Strike 2. Momento de la verdad.
Diez dólares después estaba pasando la caótica revisión de seguridad. Listo. Más fácil de lo que imaginé. Sala de espera. Todas las demás líneas tenían asignadas puertas, menos JetSmart. Búsqueda intensa por las escasas puertas del pequeño aeropuerto.
En la pista no se veía ningún avión de la mentada línea. ¡Eureka! Puerta 10. Todos en fila. Afuera no se veía avión. Quizás íbamos a abordar uno de esos aviones invisibles que salen en la tele. Al fin llegó el aparato: solo una hora de retraso. Qué más daba. Estar de pie sin hacer nada viene bien de vez en cuando.
Al menos era grupo 1. Para eso había pagado: para no tener que caerme a codazos con mi compañero de asiento por un espacio en el compartimiento superior. Inocente el que les escribe. Allí, supervisando todo, estaba la misma chica del check-in.
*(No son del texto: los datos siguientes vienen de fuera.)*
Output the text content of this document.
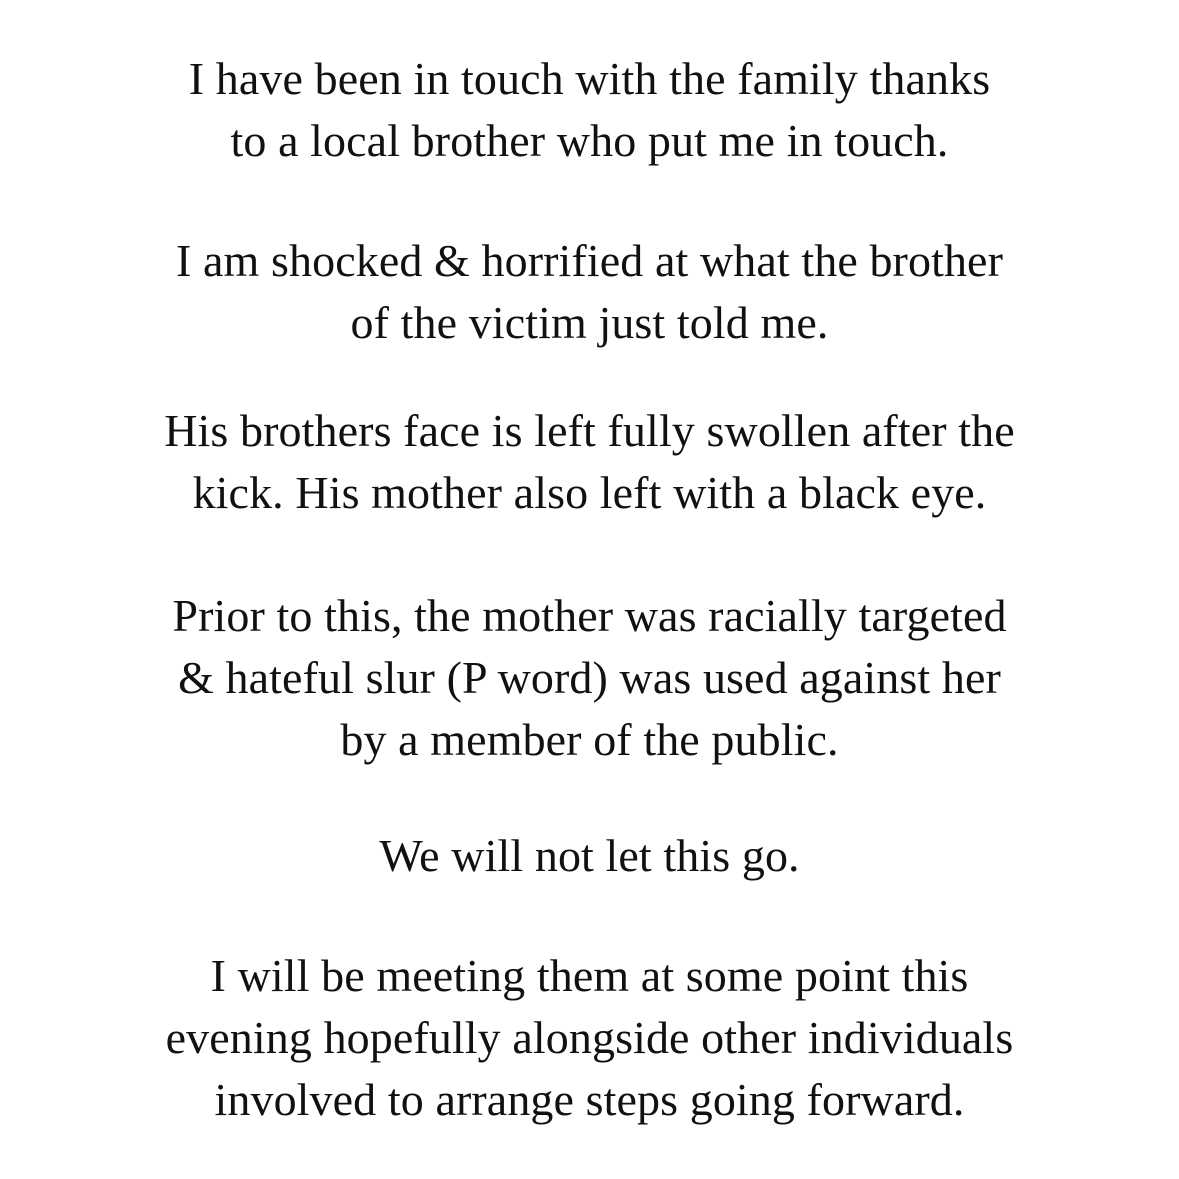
I have been in touch with the family thanks
to a local brother who put me in touch.

I am shocked & horrified at what the brother
of the victim just told me.

His brothers face is left fully swollen after the
kick. His mother also left with a black eye.

Prior to this, the mother was racially targeted
& hateful slur (P word) was used against her
by a member of the public.

We will not let this go.

I will be meeting them at some point this
evening hopefully alongside other individuals
involved to arrange steps going forward.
Se llamaba Alejandra.
No pude dar ni un paso antes de que ordenara que me separaran de la fila para ver si mi maleta de mano entraba en un artilugio mal armado que indicaba si las medidas eran las correctas.
—Señorita, es la misma maleta con la que vine en el vuelo hasta aquí, en su misma aerolínea.
—No importa, introdúzcala.
La maleta, a la que considero ya como familia por tantos años de tribulaciones en conjunto, había engordado algo con dos o tres regalitos que llevaba para mi nieto. Pero de una buena patada entró en la cajita.
Sucedió que a la chica no le agradó el puntapié y, después del respectivo escándalo y amenazas, llamó a la policía.
¡Qué miedo! Nada. Llegaron los policías:
—Disculpe usted, señor. Siempre nos llaman. Esta empresa es así, y con esta chica es peor. Lo consideramos. Por nuestra parte, no sucede nada. Buen viaje.
De ser el primero, fui el último en entrar al deteriorado avión. Lo más satisfactorio fue que, una vez llegado a mi asiento, me percaté de que mis compañeros pasajeros habían dejado un espacio reservado para mi vieja maleta.
Da gusto encontrarse con la decencia.
Adiós, JetSmart. Adiós, Perú. Adiós, Alejandra.